What the heck is a draconian Marxist, and what does that have anything to do with Costco policies versus WalMart? That doesn't sound right.The part about "Das Kapital" doesn't make any sense either. The "fallacious thinking" sentence is in need of explanation as well. I shop at WalMart sometimes, and have gone to Costco and was not impressed by their prices.I was impressed by the little hand dipped ice cream stand by the door however!(This was at a store in the Detroit area)The ice cream bars are good size and value and delicious!I actually thought it was all about two businesses competing with a different plan for success, and different execution of their business plans! I must really be naive! But,"Oh well, the ice cream was good, the book I bought was cheap enough, from their bargain table, and I still say commies can kiss my a........!"

posted by Bbcmjeep43 on Jun 29, 2008 at 11:06:03 am     #



What a big dribble, BS story. The author of the story has obviously taken zero time to research each company.

Costco has 14,000 unionized employees out of 130,000, and this is supposed to be a point? I'm sure any rational resident of Toledo can tell you where unions have taken the city. Just wait until the coming rounds of Jeep and GM closings, and the answer will be no where. Great bargaining on retirement benefits, Mr. Union. Pension funding only account for a few thousand of each and every car GM sells. Maybe that's part of the reason GM stock is in the trash and the US government will be bailing out their retirement plan?

Of course Costco sales per employee are higher. Costco pays their employees higher wages because Costco employs 1 employee to do jobs that would be assigned to 4 Sam's Club employees. Visit any Costco employee website and one would find that Costco employees are just as disgruntled as Sam's Club employees. Lest we forget that Costco doesn't offer full-time opportunities to new hires. So, if a person can survive for a few years on a $11hr/20 hours a week, then they may get rewarded with a nice salary... if they are lucky enough to be chosen for full-time positions. Wow, how gracious.

Lastly, Mr Costco may seem like a great employer. He takes a low salary and enjoys his job, right? Wrong. A low salary looks good on paper, but his compensation through stock and other loyalties will peg him as another CEO who makes far too much.

posted by JJFad on Jun 30, 2008 at 01:46:01 am     #



I highly doubt that Sam’s Club has 4 employees selling fresh 15 dollar chicken pot pies all the while singing a tune.

The difference between the two are like day and night, good and evil, Elisabeth and Rosie.

I love me some Costco.

posted by Ryan on Jun 30, 2008 at 10:24:09 am     #



A lot of people think that zero sum capitalism droned by Marx is the gospel truth. It's not. So why perpetuate BS?

Economics is not a hard science. It's not physics or even close. It's highly politicized, highly specious "schools of thought" (preconceived beliefs looking for justification.) Ask Frank Knight, the father of the Chicago School and all it's banker's Nobel winners.

Altruism is irrelevant. If productivity can justify higher wages, it's usually worthwhile to pay them. That's what capitalism allegedly does every year; it gets more efficient. It affords people a better life this year than the last. Are you arguing it doesn't? That sounds unAmerican (which isn't even a wurd.)

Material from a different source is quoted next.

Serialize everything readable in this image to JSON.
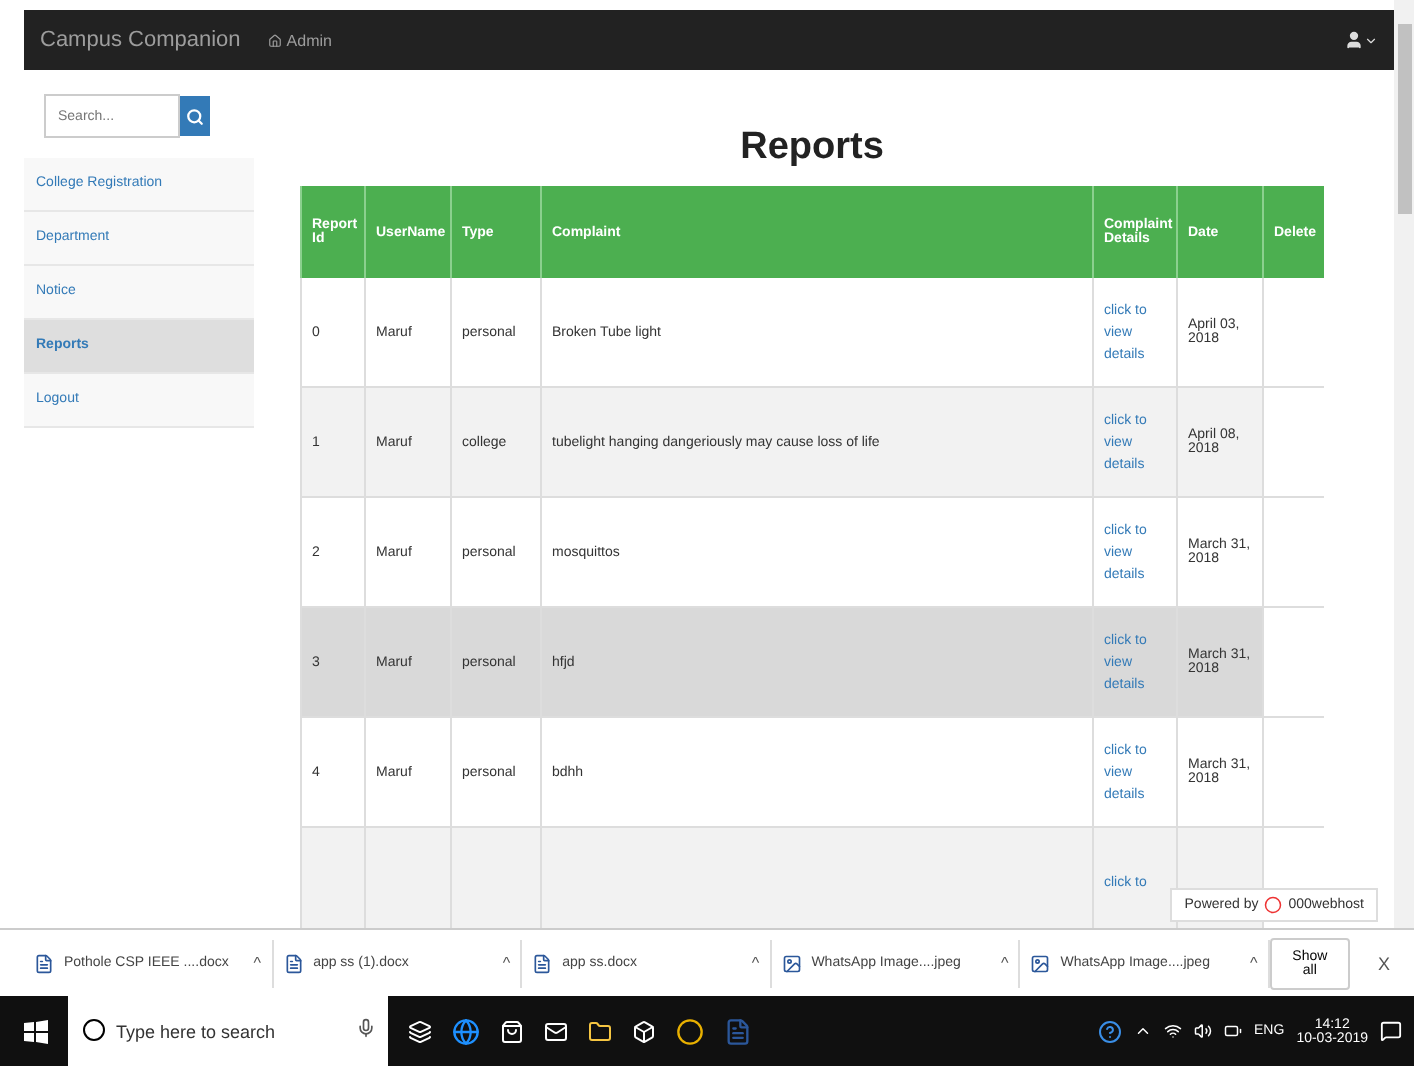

Economics is still based on the moral philosophy of Adam Smith. It's a game of cost/benefits, trade offs, rip offs, nominal values and values much much deeper than that...and therein lies the real heart of it.

Hank Ford allegedly overpaid his worker bees and it helped build his company/industry/city/state/country into something with a little more industrial power than it previously had. It seems most every leader (commie/fascist/democratic) of the time and even Aldous Huxley acknowledged it.

Maybe Costco is wrong/moronic. Ask their stakeholders.